Yorkshire 250 and 179-2
MIDDLESEX are still winning this fixture by a street and taking what may be a decisive step towards the Championship, but they have been unable to dim the brightest star north of the Trent, the form of Yorkshire captain Martyn Moxon.
Moxon batted for six hours over two days to delay Yorkshire's first follow-on this year; he also became the first Yorkshire player to score a century against Middlesex since Ashley Metcalfe and his 216 not out in 1988.
Batting again, 47 minutes after the end of the Yorkshire first innings, Moxon completed his 1,000 runs for the summer (in 10 matches, having broken his thumb twice) with a six off John Emburey.
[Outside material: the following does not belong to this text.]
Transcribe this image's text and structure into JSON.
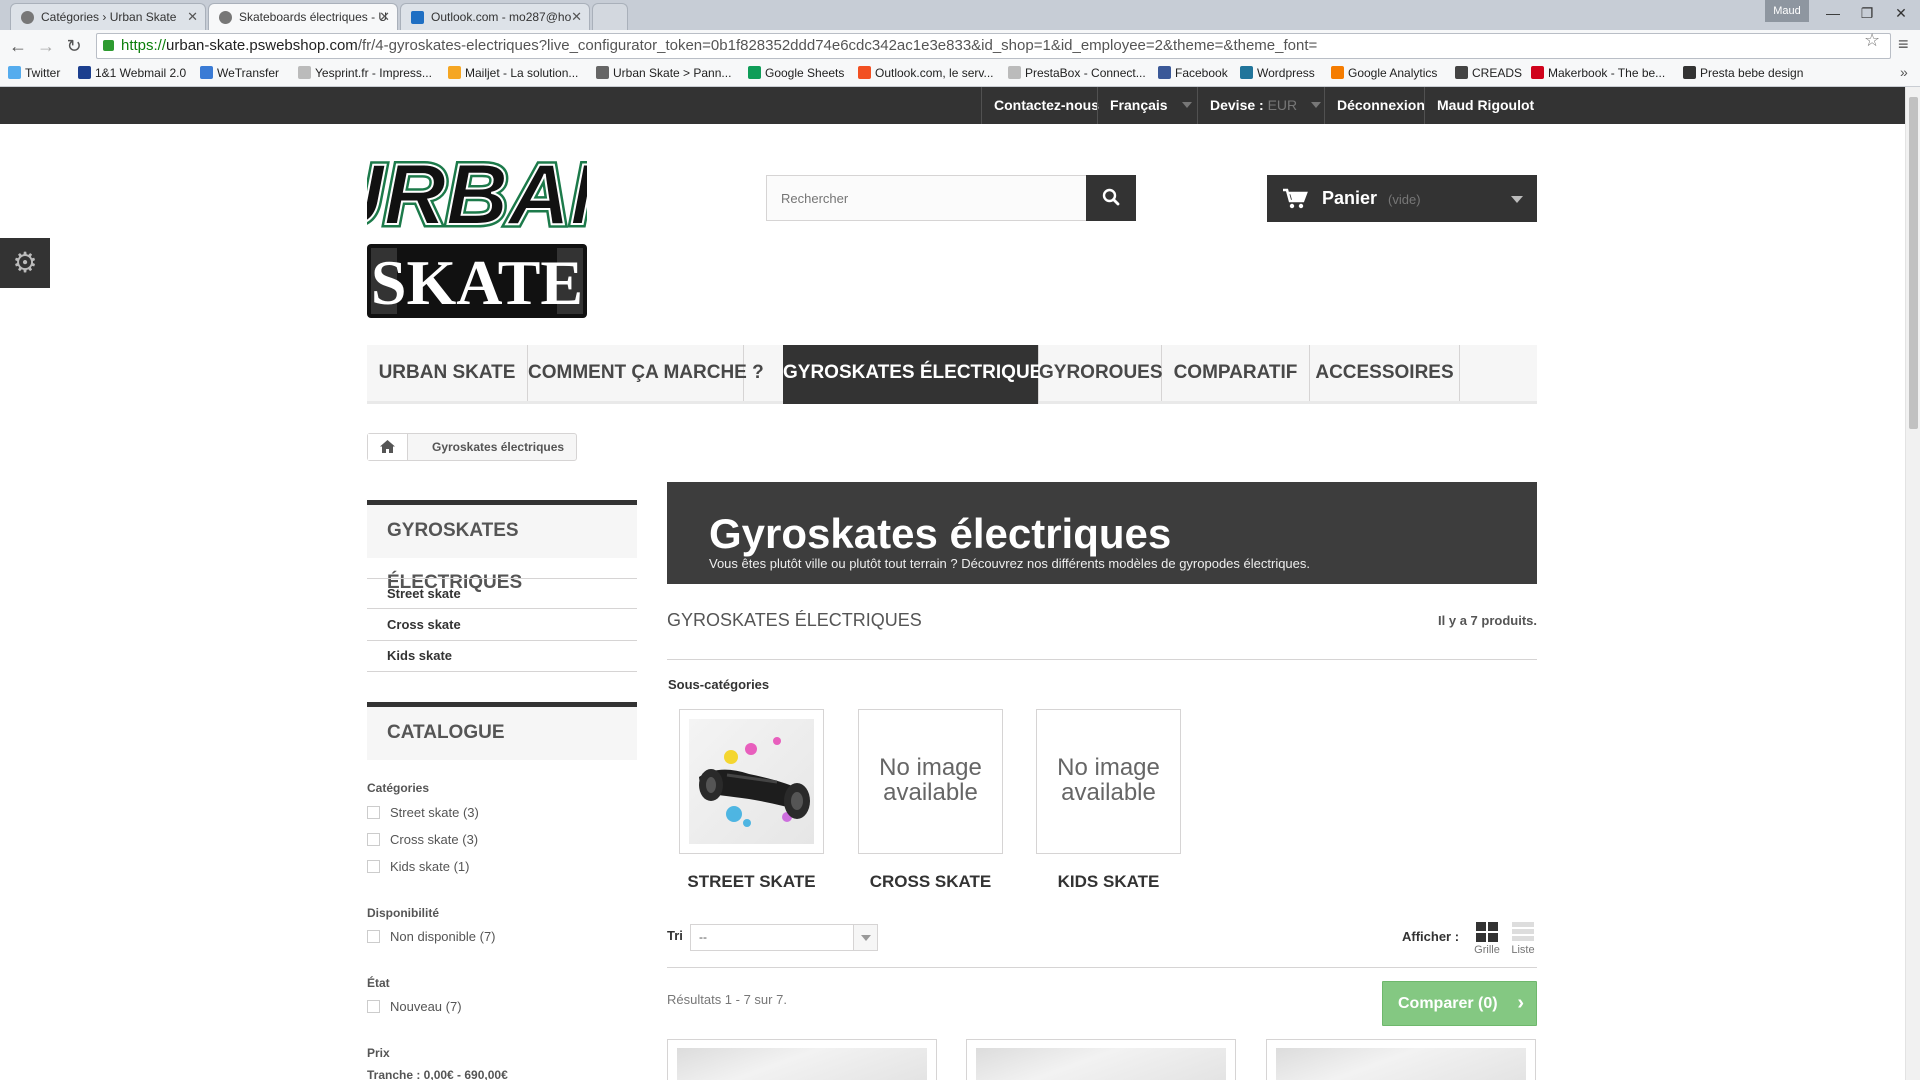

He was also 12 runs away from becoming the first Yorkshire batsman to score a century in each innings, since Metcalfe against Notts in 1990, when Tufnell's sharp turn caused a slip catch.
Moxon's heroics apart - he batted in all for 83 overs yesterday in very poor visibility on a sometimes wickedly turning pitch of variable bounce - the game was almost certainly lost to Yorkshire from the moment they lost the toss. Another factor was Phil Tufnell who, having been released by England, arrived here about half-an-hour before Richard Stemp dem- onstrated on Thursday afternoon that the ball would turn, increasingly.
So by the third morning Yorkshire, 202-3 overnight, were at the mercy of the best pair of club spinners in the world. Their remaining seven wickets went down for 48 runs in 85 minutes, 30 minutes having been lost to rain and bad light. Whatever happened to the drought?
Lethal as Tufnell and Emburey can be, the Yorkshire middle and tail, with nothing to lose, stayed rooted in the crease, rabbits transfixed by Mike Gatting's glare just three feet away.
Batting again, Yorkshire were more positive. Michael Vaughan, whose reach and lightness of foot qualify him to become a good player of spin, made a pleasing 49 before being trapped by a ball that lifted ankle high.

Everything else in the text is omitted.